Node.js & Git — Overview
What Node.js and Git are, how they fit together, and why you need both installed before you write a single line of code.
Before you can build anything — before you write your first line of React, before you connect to a database, before you deploy an app — two tools need to be on your computer.
Node.js. The engine that runs your code.
Git. The system that remembers every version of your code.
Everything else we install sits on top of these two. They are the foundation.
The Excel Analogy
You have spent years in Excel. You already understand both of these tools — you just didn't know it.
Node.js is the calculation engine inside Excel.
When you type =SUM(A1:A100) and press Enter, Excel doesn't display a formula — it runs it. There is an engine underneath Excel that reads your instruction, processes numbers, and returns a result. You never see this engine. You just type, and the result appears.
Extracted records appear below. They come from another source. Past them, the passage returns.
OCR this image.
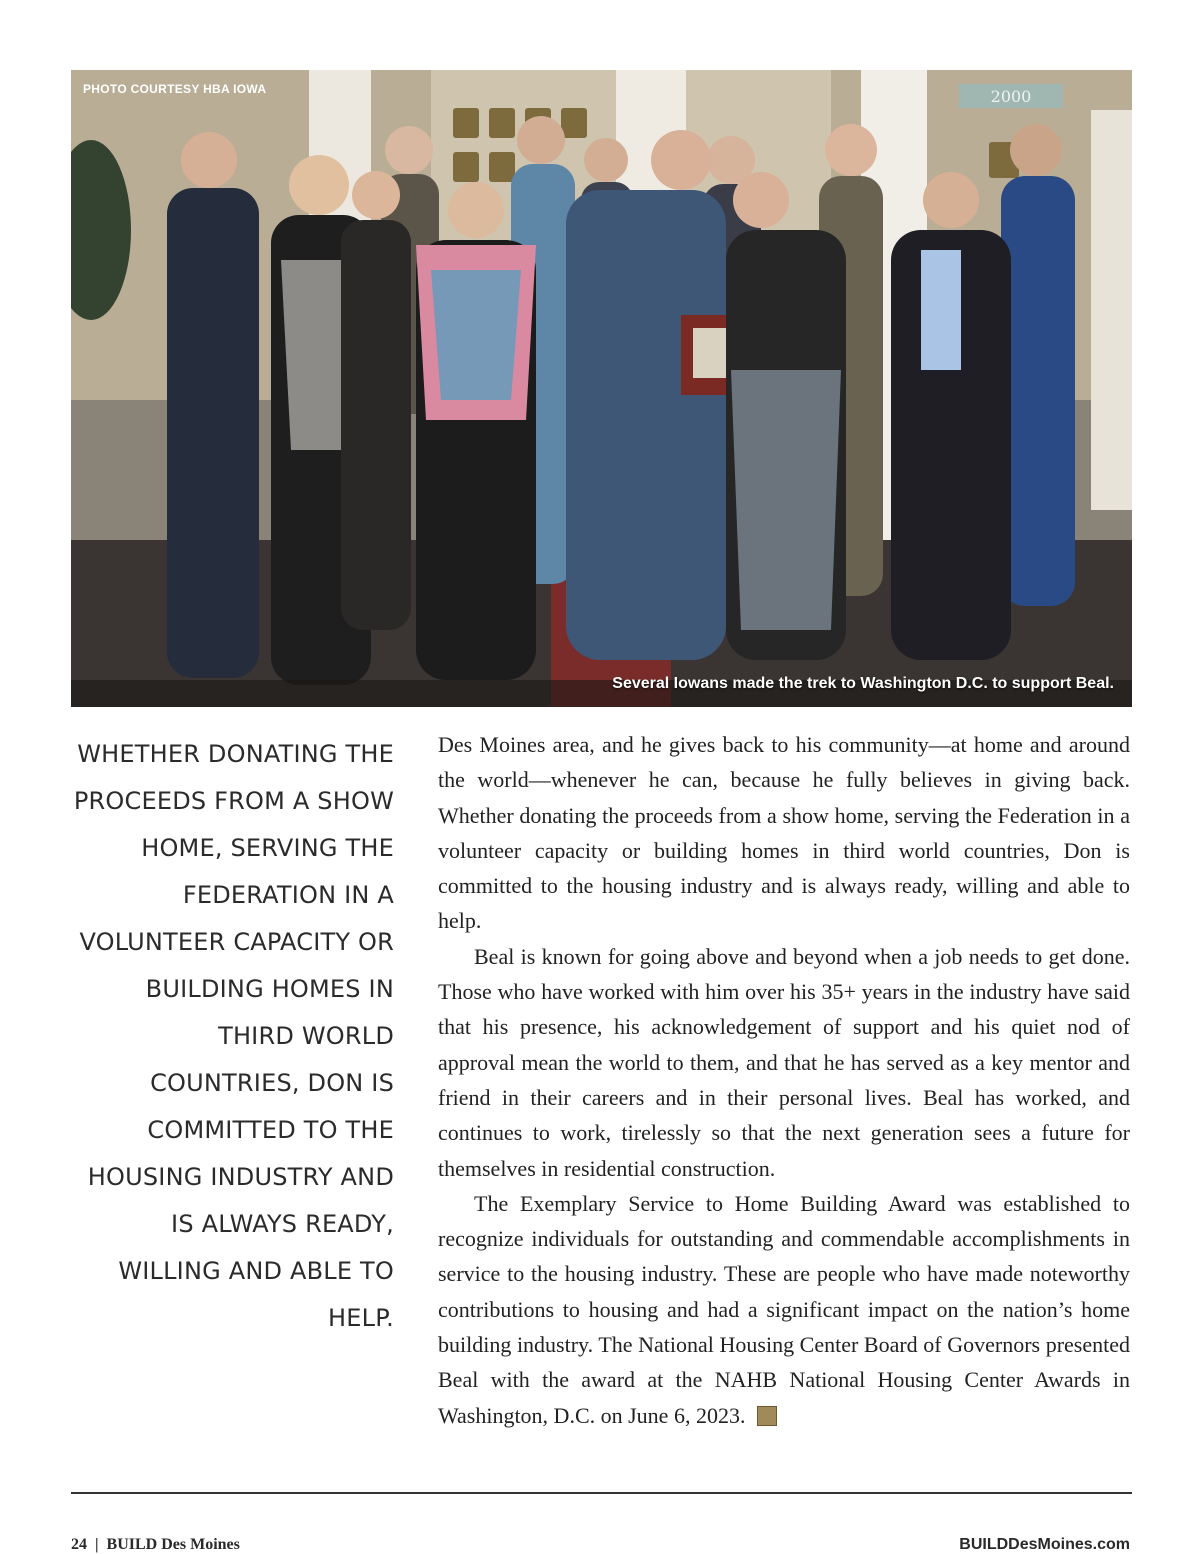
2000
PHOTO COURTESY HBA IOWA
Several Iowans made the trek to Washington D.C. to support Beal.
WHETHER DONATING THE PROCEEDS FROM A SHOW HOME, SERVING THE FEDERATION IN A VOLUNTEER CAPACITY OR BUILDING HOMES IN THIRD WORLD COUNTRIES, DON IS COMMITTED TO THE HOUSING INDUSTRY AND IS ALWAYS READY, WILLING AND ABLE TO HELP.

Des Moines area, and he gives back to his community—at home and around the world—whenever he can, because he fully believes in giving back. Whether donating the proceeds from a show home, serving the Federation in a volunteer capacity or building homes in third world countries, Don is committed to the housing industry and is always ready, willing and able to help.

Beal is known for going above and beyond when a job needs to get done. Those who have worked with him over his 35+ years in the industry have said that his presence, his acknowledgement of support and his quiet nod of approval mean the world to them, and that he has served as a key mentor and friend in their careers and in their personal lives. Beal has worked, and continues to work, tirelessly so that the next generation sees a future for themselves in residential construction.

The Exemplary Service to Home Building Award was established to recognize individuals for outstanding and commendable accomplishments in service to the housing industry. These are people who have made noteworthy contributions to housing and had a significant impact on the nation’s home building industry. The National Housing Center Board of Governors presented Beal with the award at the NAHB National Housing Center Awards in Washington, D.C. on June 6, 2023.	B

24 | BUILD Des Moines	BUILDDesMoines.com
Node.js is that engine, but for JavaScript code. When you build a React app, your code is a set of instructions. Node.js is what reads and executes those instructions on your computer — and eventually, on servers all over the world. Without Node.js installed, your computer can't read or run any modern web application code.
Git is Excel's "Track Changes" — taken seriously.
Excel has a "Track Changes" feature. You've probably used it when a colleague reviews your work. It shows who changed what, when, and lets you accept or reject individual edits.
Git does the same thing, but for an entire project — every file, every change, tracked precisely and permanently. The difference is that Excel's Track Changes is an afterthought. Git is built specifically to do this job, and it does it completely. You can:
- Go back to any version of your project, from any point in time
- See exactly what changed between yesterday's version and today's
- Work on a separate "branch" so your experiments don't break the main version
- Merge contributions from multiple people without losing anyone's work
Git is not a nice-to-have. It is how all professional code is managed, everywhere, without exception.
How They Relate to Each Other
Node.js and Git are independent tools. Node.js doesn't know about Git, and Git doesn't know about Node.js. But you need both simultaneously on any real project:
| Node.js | Git |
|---|---|
| Runs your code | Tracks your code |
| Downloads and manages packages (libraries) | Saves snapshots of your entire project |
| Required to start your dev server locally | Required to push code to GitHub |
| Required by every JavaScript build tool | Required by every deployment pipeline |
The daily workflow: You write code in VS Code. Node.js runs that code locally so you can see it in your browser. Git saves a checkpoint of your progress. You push to GitHub, and it goes live on Vercel.
Every step in that chain depends on one or both of these tools.
Where They Fit in the Full Stack
| Layer | Tool | Depends on |
|---|---|---|
| Code editor | VS Code | Nothing |
| Engine to run code | Node.js | Nothing — installs standalone |
| Package manager | npm | Comes with Node.js automatically |
| Version control | Git | Nothing — installs standalone |
| React framework | Vite + React | Node.js + npm |
| Deployment | Vercel CLI | Node.js + npm + Git |
| AI assistant | Claude Code | Node.js |
Node.js and Git are at the base of the stack. Install them first.
What You'll Have After This Section
By the time you complete the pages in this section, you will have:
- Node.js 20 LTS installed on your machine, with
nodeandnpmavailable from any terminal - Git installed and recognized from the command line
- Git configured with your identity — your name and email on every change you make
- 10 core Git commands practiced and understood, with the Excel analogy for each
- A verification checklist you have run through and confirmed passes
Work through these pages in order. Node.js and Git are independent of each other, so you can install them in either order — but the page order here takes you from understanding to installation to configuration to practice, which is the clearest path.
Time Required
| Page | Estimated time |
|---|---|
| Why These Tools | 10 minutes reading |
| Node.js Installation | 10–15 minutes |
| Git Installation | 10–15 minutes |
| Git Configuration | 5 minutes |
| First Commands | 20–30 minutes (hands-on practice) |
| Verification | 5 minutes |
Total: approximately 60–75 minutes. Work at your own pace. If something doesn't look right, stop and check — don't rush past an error and hope it resolves itself. It won't.